Assuming that \(L_{S+1} = O(1)\), and \(S=O(\sqrt{n})\), we have

$$\begin{aligned} L_1 = O\left( \sqrt{n} \sum _{i=1}^S 3^i 2^{db_i}\right) \end{aligned}$$

We now need to pick values \(S,\, b_i\) for the number of stages and the number of bits zeroed at each stage, such that \(\sum _{i=1}^S b_i = n-1\), to minimise \(\sum _{i=1}^S 3^i 2^{d b_i}\). We choose these values to make all the above terms equal to \(2^{c \sqrt{n}}\) for some fixed c, i.e. \(b_i = (c\sqrt{n} - (\log _2 3)i)/d\) (for simplicity ignoring the fact that \(b_i\) has to be rounded to an integer). Relaxing to the constraint \(\sum _i b_i = n\) for simplicity, we obtain \(S c \sqrt{n} - (\log _2 3)S(S+1)/2 = dn\). Hence \(c = d\sqrt{n}/S + (\log _2 3)(S+1)/(2\sqrt{n})\).
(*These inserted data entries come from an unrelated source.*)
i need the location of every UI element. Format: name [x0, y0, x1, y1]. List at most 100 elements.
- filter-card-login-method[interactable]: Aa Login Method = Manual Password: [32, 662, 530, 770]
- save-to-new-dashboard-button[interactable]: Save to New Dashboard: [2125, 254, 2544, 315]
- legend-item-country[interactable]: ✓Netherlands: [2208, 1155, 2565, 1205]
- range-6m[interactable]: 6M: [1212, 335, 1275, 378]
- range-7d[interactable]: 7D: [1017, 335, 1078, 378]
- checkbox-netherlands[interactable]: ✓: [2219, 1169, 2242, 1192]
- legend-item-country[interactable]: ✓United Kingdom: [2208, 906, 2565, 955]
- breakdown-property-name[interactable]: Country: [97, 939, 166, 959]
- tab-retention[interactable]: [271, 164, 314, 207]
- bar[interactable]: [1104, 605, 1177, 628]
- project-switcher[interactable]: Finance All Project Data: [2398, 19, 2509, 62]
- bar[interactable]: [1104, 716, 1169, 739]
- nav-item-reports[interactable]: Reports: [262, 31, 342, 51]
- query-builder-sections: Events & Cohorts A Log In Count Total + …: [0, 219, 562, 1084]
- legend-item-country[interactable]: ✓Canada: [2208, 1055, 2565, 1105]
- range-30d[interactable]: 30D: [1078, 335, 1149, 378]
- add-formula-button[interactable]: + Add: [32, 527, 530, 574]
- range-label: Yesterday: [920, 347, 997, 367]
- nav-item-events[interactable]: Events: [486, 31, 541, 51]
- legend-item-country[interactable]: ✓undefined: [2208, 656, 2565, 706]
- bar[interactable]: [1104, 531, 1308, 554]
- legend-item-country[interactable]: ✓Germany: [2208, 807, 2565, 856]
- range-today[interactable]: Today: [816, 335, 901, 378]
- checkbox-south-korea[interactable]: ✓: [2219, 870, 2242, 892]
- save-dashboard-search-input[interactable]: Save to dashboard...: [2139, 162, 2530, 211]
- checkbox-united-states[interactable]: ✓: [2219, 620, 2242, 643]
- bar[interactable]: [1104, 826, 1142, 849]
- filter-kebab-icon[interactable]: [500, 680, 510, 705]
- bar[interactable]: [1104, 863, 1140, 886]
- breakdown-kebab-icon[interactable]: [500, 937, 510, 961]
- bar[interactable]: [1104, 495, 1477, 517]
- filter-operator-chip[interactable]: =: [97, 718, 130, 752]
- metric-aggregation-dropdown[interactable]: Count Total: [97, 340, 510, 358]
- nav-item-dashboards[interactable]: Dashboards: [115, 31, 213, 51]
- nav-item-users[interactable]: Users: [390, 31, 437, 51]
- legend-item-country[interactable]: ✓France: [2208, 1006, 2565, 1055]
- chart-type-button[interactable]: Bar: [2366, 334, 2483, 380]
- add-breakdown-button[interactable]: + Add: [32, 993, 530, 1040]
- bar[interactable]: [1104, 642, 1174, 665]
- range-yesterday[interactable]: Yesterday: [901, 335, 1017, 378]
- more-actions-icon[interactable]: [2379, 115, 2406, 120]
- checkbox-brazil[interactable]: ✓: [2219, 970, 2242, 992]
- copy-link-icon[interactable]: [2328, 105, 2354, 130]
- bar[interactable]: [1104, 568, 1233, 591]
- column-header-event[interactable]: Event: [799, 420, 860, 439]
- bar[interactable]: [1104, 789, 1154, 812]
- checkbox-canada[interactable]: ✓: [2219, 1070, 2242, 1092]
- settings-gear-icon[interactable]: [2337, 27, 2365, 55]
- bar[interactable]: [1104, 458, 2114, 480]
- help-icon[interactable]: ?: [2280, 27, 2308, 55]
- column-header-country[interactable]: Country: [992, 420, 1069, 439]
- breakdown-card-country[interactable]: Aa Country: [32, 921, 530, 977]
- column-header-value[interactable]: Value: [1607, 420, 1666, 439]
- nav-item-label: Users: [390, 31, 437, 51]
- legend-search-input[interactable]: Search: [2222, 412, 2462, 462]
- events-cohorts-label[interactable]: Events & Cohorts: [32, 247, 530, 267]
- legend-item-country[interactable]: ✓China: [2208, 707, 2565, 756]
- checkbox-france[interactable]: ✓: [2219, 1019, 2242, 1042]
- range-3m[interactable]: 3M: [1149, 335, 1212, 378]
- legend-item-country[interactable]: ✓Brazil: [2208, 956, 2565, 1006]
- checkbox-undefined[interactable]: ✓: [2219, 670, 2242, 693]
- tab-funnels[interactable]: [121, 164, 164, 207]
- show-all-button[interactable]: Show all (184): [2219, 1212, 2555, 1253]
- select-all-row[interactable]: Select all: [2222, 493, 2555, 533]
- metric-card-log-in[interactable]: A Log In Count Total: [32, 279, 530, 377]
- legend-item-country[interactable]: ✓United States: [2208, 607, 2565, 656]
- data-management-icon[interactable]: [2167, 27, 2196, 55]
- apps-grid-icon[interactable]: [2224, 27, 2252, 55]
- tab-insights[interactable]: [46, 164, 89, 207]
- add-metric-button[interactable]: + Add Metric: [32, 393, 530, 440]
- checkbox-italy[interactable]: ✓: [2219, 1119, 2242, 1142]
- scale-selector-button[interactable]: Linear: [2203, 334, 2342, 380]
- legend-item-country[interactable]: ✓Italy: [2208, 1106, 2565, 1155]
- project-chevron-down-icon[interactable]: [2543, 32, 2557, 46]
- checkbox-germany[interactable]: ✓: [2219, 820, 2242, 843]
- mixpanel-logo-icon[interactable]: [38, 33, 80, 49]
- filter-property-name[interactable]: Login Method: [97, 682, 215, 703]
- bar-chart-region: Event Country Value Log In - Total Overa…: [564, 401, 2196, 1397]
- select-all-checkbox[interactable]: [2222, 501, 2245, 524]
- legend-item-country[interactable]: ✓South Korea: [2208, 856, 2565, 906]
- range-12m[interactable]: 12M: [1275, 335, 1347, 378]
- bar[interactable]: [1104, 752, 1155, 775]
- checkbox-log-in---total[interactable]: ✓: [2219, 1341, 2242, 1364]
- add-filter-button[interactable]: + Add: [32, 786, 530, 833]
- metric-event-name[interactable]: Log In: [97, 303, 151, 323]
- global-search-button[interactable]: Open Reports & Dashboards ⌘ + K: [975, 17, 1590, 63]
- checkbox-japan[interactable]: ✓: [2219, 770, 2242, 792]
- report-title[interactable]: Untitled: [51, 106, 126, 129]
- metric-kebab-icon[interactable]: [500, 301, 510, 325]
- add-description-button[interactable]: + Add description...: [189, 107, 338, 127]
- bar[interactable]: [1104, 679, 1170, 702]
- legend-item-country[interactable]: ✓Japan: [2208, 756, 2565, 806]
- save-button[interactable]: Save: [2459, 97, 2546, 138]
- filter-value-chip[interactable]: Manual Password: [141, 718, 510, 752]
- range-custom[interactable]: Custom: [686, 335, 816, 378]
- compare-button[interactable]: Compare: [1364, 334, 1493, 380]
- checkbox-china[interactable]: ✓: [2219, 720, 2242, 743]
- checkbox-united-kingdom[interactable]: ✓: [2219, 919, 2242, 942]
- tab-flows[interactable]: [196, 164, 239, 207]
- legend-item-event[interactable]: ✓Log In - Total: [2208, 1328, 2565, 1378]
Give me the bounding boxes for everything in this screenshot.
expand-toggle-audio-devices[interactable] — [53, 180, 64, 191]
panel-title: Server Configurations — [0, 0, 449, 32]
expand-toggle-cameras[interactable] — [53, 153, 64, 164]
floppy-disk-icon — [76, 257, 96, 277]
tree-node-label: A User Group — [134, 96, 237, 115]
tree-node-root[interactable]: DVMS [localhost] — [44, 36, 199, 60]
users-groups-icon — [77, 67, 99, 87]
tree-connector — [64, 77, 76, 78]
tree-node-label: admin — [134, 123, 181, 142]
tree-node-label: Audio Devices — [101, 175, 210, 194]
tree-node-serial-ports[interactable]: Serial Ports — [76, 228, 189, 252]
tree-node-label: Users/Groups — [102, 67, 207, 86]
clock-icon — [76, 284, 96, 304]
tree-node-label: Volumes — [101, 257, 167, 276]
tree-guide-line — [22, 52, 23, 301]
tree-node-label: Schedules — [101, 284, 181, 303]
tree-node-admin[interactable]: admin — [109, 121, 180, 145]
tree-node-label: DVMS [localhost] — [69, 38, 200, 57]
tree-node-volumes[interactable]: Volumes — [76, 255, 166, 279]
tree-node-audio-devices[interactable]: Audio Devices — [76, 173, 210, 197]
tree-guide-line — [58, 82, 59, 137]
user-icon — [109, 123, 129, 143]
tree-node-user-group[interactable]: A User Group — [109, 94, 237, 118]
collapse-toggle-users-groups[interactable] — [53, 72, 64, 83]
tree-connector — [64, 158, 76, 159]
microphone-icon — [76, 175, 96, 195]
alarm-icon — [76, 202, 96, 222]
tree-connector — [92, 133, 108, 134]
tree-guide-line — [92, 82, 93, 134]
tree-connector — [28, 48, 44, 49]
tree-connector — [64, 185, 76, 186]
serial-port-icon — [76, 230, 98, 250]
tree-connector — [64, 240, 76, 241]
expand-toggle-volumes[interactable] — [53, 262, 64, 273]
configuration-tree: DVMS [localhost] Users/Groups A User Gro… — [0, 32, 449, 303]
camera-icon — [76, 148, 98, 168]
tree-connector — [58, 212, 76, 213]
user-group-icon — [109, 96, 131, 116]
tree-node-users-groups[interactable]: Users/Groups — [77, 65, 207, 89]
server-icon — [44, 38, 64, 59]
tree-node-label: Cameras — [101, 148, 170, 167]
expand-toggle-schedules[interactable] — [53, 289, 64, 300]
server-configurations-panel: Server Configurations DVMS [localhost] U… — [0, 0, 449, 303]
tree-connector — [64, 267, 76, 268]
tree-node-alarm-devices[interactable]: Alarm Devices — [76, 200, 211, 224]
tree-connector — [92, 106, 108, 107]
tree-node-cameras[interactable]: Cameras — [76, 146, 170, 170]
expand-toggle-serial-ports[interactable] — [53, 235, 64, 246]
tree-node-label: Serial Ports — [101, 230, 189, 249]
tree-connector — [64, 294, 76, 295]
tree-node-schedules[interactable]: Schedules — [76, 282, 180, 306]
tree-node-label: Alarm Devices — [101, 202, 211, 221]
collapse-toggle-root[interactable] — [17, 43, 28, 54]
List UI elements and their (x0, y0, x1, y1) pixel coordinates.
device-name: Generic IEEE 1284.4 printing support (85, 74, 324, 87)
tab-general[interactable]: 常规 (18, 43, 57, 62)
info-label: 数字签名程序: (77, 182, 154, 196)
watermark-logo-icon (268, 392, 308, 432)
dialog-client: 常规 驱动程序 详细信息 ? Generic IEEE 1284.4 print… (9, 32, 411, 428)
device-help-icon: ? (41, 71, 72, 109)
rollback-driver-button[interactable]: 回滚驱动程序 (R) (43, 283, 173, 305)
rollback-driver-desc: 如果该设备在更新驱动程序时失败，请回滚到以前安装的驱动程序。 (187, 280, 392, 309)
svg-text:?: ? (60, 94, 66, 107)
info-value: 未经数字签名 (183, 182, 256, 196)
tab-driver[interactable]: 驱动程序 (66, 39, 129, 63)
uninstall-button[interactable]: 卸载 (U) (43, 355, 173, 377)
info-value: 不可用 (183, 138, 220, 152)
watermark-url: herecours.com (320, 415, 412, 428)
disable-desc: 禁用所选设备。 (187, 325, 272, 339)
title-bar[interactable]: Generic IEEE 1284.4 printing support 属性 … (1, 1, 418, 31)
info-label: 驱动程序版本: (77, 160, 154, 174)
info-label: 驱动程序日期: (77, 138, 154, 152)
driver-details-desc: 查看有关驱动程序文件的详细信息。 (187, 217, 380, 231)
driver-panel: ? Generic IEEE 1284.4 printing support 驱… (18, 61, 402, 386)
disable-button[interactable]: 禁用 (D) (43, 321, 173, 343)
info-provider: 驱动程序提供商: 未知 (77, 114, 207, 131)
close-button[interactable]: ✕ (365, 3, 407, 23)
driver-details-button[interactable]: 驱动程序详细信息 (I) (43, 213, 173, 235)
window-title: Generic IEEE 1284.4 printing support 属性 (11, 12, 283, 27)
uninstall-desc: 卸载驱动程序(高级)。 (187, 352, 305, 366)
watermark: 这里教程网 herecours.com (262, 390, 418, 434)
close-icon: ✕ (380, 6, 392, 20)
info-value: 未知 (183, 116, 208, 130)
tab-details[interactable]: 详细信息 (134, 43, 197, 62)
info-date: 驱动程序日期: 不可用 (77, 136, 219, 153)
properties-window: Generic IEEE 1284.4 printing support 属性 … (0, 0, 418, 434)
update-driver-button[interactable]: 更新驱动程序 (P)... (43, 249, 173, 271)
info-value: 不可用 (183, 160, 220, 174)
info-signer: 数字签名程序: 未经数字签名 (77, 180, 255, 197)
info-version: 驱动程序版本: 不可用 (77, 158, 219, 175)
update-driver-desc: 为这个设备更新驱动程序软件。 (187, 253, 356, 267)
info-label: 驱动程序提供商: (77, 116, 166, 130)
Minimising this over S, we get that the minimum is found at \(S = \sqrt{2 \log _3 2} \sqrt{dn}\), giving

$$\begin{aligned} c = \frac{\sqrt{d}}{\sqrt{2 \log _3 2}} + \frac{\log _2 3(\sqrt{2 \log _3 2} \sqrt{dn} + 1)}{2 \sqrt{n}} = \sqrt{(2\log _2 3)d} + O(1/\sqrt{n}). \end{aligned}$$

Thus

$$\begin{aligned} L_1 = O(\sqrt{n}\,S \, 2^{(\sqrt{2(\log _2 3)d}+O(1/\sqrt{n}))\sqrt{n}}) = O(n 2^{\sqrt{(2\log _2 3)dn}}) = O(n 2^{1.781\dots \sqrt{dn}}) \end{aligned}$$

as claimed.